Reference String start --0-- --1-- --2-- --3-- --0-- --1-- --4-- --0-- --1-- --2-- --3-- --4--
Physical Page 1 \0 (0) 0 0 (3) 3 3 (4) 4 4 (2) 2 2
Physical Page 2 \0 - (1) 1 1 (0) 0 0 0 0 0 (3) 3
Physical Page 3 \0 - - (2) 2 2 (1) 1 1 1 1 1 (4)

- Ten page faults this time. So the takeaway here is that effectiveness of a replacement policy is largly correlated with the order of page accesses.

The 'Oracle' Policy

- In some cases, page accesses could be very predictable. Suppose this was such an instance. How many page faults would we incur if we could 'predict' the future page access perfectly and thereby take optimal action at every turn?

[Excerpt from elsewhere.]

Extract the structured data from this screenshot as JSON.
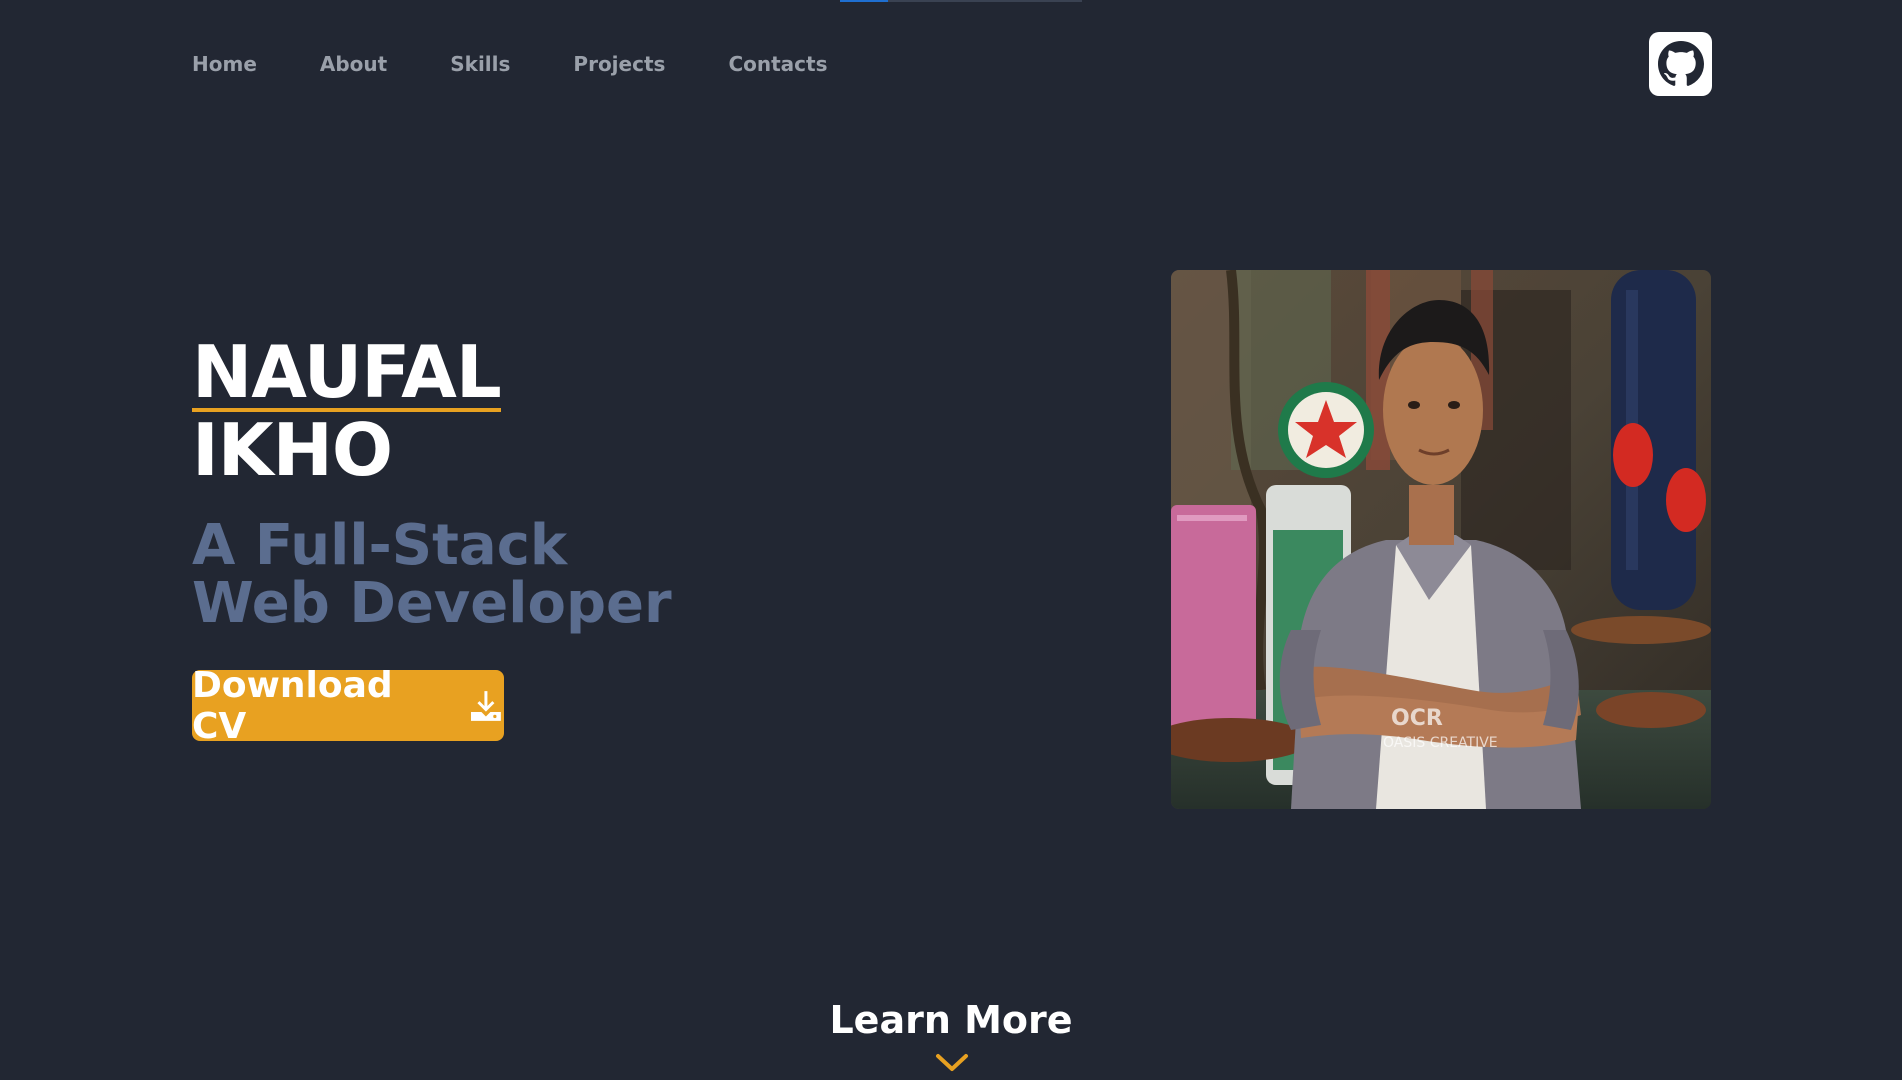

Reference String start --0-- --1-- --2-- --3-- --0-- --1-- --4-- --0-- --1-- --2-- --3-- --4--
Physical Page 1 \0 (0) 0 0 0 0 0 0 0 0 (2) 2 2
Physical Page 2 \0 - (1) 1 1 1 1 1 1 1 1 (3) 3
Physical Page 3 \0 - - (2) (3) 3 3 (4) 4 4 4 4 4

- Only seven page faults. Much better than before, but a policy like this requires very predictable inputs, which for most applications, is quite rare.

Distributed Systems & R(emote)P(rocedureal)C(alls)

- A distributed system is a number of independent machines linked via some kind of network

- As for RPC's, an analogy is best for its definition. RPC's to distributed systems is as system calls is to the kernal

- RPC's are generally provided via either an API or an ABT, abstracting away lower level details allowing both ease of use and relative robustness.

- Despite the similarities between sys calls and RPC, there are major differences:

Solutions for differing architectures

- Consider two machines in a distributed system, one running x86-64 and the other running spark-64. How would we resolve the seemingly simple issue that x86-64 is little endian and spark-64 is big endian? How is the two machine suppose to communicate?

-So we have the 'translating' down. But how is data actually sent from one machine to another?

-Marshalling: The client takes its message, however complex it may be, and changes it to a format so that it could be sent to the server sequentially(i.e. one piece at a time). The server then reconstructs the original message from the individual pieces that it received.

Stubs

Swap two halves of the word around recursively to convert from little Endian to big Endian. Swap it in log base 2. Intel created the instruction called swap on little endian devices to do this. How do we do it?

Stubs are pieces of code that run in the client gluing the client application to the network. They rename("abc","def") as an example performing conversion. Stubs will put it into a packet and ship it to the server automatically. It is possible to write the stubs by hand, but after 50-100, it gets boring. THey are generated automatically from protcol descriptions. There is a textual description of how to go over the wire and a c code will implement that program. e.g. rpcgen which generates stubs on server to support protocol. It doesn't use the kernel.